Downstream distributors not notified. If you skip the distros@openwall.com step, distribution users remain unpatched for days or weeks after your release. Debian stable users may be running a version with a known, public CVE while Debian’s security team is learning about it for the first time. Always notify distributors under embargo, at minimum 7 days before the public release.

Patched release with regressions. A security fix that breaks existing functionality is a different kind of emergency. Implement a minimal test suite that covers the code path touched by the fix. Run it against the patched release before publication. If a regression is discovered after release, issue a follow-up patch release quickly — and do not re-use the same CVE ID for the regression fix unless the regression is itself a security issue.

Duplicate CVE IDs. If a researcher reports a vulnerability that was already reported separately, or if MITRE assigns a duplicate ID, coordinate with the CNA to reject one ID and reference the authoritative one in all advisories. Duplicate CVEs cause scanner false positives and confuse distribution packagers.
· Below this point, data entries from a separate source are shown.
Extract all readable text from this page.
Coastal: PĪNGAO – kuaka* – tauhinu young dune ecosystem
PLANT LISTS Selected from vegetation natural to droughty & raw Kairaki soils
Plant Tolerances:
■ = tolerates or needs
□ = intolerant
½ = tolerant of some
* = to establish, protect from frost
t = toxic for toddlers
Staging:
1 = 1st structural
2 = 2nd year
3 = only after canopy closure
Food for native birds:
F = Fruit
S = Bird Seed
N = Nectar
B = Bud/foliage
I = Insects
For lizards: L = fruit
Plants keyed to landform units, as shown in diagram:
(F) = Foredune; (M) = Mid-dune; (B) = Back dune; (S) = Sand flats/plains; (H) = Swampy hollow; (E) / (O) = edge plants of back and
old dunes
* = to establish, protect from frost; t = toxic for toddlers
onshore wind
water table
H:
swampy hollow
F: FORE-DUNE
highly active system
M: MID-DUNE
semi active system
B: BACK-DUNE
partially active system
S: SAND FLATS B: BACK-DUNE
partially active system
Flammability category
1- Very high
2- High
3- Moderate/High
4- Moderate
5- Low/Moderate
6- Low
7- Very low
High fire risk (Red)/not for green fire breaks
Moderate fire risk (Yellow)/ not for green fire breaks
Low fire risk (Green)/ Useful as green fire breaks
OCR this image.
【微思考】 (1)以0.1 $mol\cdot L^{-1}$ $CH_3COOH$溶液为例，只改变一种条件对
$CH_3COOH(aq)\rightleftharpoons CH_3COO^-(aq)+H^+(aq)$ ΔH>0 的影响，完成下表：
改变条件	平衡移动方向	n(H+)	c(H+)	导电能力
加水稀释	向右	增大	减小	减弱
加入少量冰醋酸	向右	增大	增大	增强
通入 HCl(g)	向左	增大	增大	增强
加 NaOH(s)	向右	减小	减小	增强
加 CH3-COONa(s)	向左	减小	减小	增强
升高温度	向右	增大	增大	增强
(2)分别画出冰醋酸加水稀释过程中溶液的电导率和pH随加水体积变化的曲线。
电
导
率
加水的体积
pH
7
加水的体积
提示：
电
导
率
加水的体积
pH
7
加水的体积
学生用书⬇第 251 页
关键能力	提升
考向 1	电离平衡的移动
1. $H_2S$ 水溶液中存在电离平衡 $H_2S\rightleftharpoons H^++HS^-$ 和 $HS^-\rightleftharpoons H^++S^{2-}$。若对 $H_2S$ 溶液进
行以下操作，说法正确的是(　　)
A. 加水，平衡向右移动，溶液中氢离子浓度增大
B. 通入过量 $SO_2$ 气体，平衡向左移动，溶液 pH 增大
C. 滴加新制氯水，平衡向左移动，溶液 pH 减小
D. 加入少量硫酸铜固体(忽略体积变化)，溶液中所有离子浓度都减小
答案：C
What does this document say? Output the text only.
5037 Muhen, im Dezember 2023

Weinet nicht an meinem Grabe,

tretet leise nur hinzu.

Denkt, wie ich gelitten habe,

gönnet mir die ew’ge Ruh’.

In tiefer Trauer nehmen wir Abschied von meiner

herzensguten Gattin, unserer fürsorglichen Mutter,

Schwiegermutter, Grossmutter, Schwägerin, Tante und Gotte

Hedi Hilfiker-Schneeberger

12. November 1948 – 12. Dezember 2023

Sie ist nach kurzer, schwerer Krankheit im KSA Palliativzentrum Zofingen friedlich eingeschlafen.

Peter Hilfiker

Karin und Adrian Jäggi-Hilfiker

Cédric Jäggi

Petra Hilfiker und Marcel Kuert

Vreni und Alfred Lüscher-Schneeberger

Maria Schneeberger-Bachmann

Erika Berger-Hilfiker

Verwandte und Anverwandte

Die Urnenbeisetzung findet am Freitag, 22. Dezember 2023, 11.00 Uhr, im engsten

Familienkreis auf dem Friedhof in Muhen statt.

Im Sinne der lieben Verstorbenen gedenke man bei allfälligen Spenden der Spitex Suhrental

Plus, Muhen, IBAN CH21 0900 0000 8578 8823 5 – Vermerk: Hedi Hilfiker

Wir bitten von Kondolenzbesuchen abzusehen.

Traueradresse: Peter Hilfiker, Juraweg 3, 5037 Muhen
Check existing CVE databases and oss-security archives before requesting a new CVE ID.

Post-Disclosure

After the patched release and public announcement, the process continues:

Follow up with distributions. Not every distribution will package the fix immediately. Check distribution security trackers (Debian Security Tracker, Red Hat CVE Database, Ubuntu CVE Tracker) 1–2 weeks after disclosure. If a major distribution has not yet published a patched package, reach out directly to their security team to check for blockers.

Handle backport requests. Users on versions outside your official support window may request security backports. Decide in advance whether you will accept such requests and document the policy in SECURITY.md. If you do not, point users to the upstream fix and encourage them to upgrade.

Post-mortem. For every significant security incident, hold a post-mortem focused on process improvement, not blame. Common findings: the vulnerable code pattern appears elsewhere in the codebase (audit for similar issues), the vulnerability class was introduced by a dependency (evaluate dependency update policies), or the test suite didn’t cover the affected code path (add regression tests). The post-mortem output is a set of concrete actions that reduce the likelihood of the same class of vulnerability appearing again.

A well-run security release process is not just about fixing one vulnerability — it is infrastructure for building and maintaining trust with every user, reporter, and distributor who depends on your project.